Атаксия-Арефлексия и планирование беременности

[Lisa1988]

Здравствуйте, доктора! Нужно ваше мнение.
Мне 24 года. Родилась совершенно здоровым ребенком, без всяких проблем развивалась и т.д. Кроме детских болезней и простуд ничего не беспокоило. В переходный возраст (12-13 лет) у меня начало снижаться очень сильно зрение (с помощью процедур и лекарств падение остановили), сейчас зрение -3.5. Потом стали замечать нарушение в походке, не могла ставить ногу на пятку, получалось как ставлю ногу плашмя, стало пошатывать при ходьбе и пальчики на ногах стали скрючиваться. Позже тоже самое стало происходить и с руками (не могла разогнуть пальцы). Ездили по многим врачам,в том числе и в Москву (сама из Петербурга). Везде поставили диагноз Атаксия-Арефлексия Руси-Леви. Обследовалась в Военно-медицинской академии и в центре им. Альбрехта.
В альбрехта были проведены плановые операции. Вложения прикрепляю.

Хочу добавить, что мой отец до моего рождения находился в Чернобыле. Могло ли это повлиять на проявление заболевания?

И еще в добавление: не смотря на заболевание сама себя полностью обслуживаю, самостоятельная, т.е. помощь мне не требуется.

И еще такой вопрос: мы с мужем планируем ребенка. Гинеколог мой рожать разрешила, но соответственно по показаниям кесарево. Какие есть шансы что малыш не унаследует мое заболевание? Мы очень переживаем.

[nata-k]

Большинство случаев этого заболевания имеют аутосомно-доминантный характер.
То есть, вероятность наследования - 50%.

[Lisa1988]

Цитата:

Сообщение от nata-k

Большинство случаев этого заболевания имеют аутосомно-доминантный характер.
То есть, вероятность наследования - 50%.

Спасибо за ответ!
А если родится мальчик/девочка, заболевание одинаково на них скажется? Или мальчику/или девочке может не передаться?

[nata-k]

Пол не имеет значения.

[Lisa1988]

Цитата:

Сообщение от nata-k

Пол не имеет значения.

Спасибо еще раз!
А до зачатия можно как-нибудь предотвратить заболевание? Или что-то можно сделать во время беременности?

[nata-k]

К сожалению, до зачатия ни на что повлиять нельзя.

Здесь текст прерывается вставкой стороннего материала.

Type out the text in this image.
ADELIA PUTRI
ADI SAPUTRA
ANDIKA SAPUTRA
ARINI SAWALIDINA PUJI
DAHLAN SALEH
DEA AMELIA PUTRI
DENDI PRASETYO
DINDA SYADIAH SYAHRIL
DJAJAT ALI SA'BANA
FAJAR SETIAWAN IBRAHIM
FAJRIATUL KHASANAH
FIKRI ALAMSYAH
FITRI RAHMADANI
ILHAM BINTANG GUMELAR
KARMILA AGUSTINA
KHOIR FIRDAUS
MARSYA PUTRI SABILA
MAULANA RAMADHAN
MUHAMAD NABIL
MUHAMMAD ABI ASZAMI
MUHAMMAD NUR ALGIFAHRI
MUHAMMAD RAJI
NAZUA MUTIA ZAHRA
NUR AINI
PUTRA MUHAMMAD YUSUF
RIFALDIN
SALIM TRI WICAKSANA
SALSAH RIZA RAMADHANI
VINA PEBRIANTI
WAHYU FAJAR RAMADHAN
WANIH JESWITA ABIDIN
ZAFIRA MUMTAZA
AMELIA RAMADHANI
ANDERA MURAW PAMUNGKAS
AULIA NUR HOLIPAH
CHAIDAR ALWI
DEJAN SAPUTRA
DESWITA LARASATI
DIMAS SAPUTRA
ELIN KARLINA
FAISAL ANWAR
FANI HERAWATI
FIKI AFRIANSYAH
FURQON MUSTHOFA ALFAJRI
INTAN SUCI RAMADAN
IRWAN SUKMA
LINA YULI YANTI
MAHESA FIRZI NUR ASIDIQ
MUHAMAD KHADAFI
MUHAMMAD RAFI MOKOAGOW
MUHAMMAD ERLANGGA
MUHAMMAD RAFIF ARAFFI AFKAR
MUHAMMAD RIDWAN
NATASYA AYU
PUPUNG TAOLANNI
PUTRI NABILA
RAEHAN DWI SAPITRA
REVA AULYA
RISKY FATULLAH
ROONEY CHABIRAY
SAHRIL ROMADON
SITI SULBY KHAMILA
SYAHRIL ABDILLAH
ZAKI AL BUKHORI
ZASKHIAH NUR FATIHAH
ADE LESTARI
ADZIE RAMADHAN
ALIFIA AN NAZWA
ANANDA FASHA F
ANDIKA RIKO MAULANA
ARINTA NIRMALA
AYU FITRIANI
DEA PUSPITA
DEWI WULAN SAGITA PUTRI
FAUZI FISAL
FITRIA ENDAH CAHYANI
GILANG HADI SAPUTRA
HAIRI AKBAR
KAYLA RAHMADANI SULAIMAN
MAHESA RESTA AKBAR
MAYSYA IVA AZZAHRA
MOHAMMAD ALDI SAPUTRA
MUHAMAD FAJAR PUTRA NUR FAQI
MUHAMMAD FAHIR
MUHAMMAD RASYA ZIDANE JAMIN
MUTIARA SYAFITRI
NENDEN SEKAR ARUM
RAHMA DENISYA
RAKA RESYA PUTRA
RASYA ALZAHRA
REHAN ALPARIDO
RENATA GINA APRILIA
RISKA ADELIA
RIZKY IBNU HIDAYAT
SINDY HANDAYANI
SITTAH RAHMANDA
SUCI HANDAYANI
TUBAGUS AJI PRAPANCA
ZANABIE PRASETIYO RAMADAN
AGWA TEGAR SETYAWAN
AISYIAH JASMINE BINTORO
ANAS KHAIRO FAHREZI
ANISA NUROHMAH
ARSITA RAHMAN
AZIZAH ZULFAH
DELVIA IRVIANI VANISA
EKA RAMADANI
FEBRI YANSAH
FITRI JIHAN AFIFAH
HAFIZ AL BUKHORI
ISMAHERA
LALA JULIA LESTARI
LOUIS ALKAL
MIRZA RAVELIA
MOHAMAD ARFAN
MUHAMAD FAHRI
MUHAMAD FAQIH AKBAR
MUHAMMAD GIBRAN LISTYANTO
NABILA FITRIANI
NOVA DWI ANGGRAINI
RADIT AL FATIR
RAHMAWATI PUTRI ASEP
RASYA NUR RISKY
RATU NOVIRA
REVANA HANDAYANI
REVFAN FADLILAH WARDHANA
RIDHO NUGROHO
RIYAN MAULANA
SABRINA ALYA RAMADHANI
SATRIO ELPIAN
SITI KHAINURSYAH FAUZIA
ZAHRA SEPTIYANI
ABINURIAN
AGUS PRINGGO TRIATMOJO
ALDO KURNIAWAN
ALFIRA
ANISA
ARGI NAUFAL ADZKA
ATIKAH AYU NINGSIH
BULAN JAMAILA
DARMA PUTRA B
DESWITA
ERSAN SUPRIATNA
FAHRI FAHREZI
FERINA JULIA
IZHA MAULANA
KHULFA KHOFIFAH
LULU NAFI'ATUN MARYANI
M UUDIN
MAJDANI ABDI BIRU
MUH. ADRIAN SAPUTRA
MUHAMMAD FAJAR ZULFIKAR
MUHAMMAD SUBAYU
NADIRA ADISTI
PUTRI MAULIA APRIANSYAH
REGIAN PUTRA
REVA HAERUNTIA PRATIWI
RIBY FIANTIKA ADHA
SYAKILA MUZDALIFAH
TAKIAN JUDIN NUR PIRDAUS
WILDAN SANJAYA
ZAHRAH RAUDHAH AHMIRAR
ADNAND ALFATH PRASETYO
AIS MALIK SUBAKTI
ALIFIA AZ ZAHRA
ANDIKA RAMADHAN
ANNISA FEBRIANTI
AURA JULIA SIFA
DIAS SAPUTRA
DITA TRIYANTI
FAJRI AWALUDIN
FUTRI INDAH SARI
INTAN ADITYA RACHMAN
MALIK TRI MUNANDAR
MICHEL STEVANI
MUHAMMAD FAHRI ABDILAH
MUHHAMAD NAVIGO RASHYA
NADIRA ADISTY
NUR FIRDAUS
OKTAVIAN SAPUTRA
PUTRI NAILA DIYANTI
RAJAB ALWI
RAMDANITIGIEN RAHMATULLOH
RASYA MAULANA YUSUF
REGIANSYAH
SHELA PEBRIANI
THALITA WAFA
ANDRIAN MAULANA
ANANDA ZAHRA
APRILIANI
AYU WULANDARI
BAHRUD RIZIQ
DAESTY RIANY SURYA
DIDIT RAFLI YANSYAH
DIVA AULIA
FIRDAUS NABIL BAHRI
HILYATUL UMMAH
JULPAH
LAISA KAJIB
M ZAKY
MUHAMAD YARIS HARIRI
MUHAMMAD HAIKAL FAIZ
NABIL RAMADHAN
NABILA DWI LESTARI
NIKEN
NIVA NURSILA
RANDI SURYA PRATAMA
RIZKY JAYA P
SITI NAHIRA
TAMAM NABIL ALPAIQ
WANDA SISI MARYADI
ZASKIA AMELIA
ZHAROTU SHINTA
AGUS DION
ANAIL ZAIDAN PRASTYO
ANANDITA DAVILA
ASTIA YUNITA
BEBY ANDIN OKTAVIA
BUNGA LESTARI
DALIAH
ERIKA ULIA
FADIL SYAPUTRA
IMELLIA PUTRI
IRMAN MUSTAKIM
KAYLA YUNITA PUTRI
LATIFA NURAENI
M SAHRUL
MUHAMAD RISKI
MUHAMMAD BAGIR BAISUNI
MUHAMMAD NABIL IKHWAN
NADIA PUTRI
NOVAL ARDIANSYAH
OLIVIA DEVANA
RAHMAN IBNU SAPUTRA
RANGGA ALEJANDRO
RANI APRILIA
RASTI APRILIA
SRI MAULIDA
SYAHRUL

Вариант пренатальной диагностики (во время беременности) был бы возможен в случае точного установления вашего гена.
Это достаточно проблематично.
Если Вас этот вариант интересует, то поищите в реале учреждения, которые занимються ген диагностикой Шарко-Мари-Тута 1,2 типов.

[Lisa1988]

Цитата:

Сообщение от nata-k

К сожалению, до зачатия ни на что повлиять нельзя.

Вариант пренатальной диагностики (во время беременности) был бы возможен в случае точного установления вашего гена.
Это достаточно проблематично.
Если Вас этот вариант интересует, то поищите в реале учреждения, которые занимються ген диагностикой Шарко-Мари-Тута 1,2 типов.

Спасибо огромное за ответы!
Т.е. диагностика довольно дорогая вещь, я правильно поняла?

[nata-k]

Дело не только в стоимости анализов (хотя стоят они, действительно, дорого).
Есть вероятность, что даже выполнив все доступные на сегодня генетические исследования - получить только не информативные результаты.

Именно по этому прежде чем думать о пренатальной диагностике, надо определиться с информативностью Вашего случая.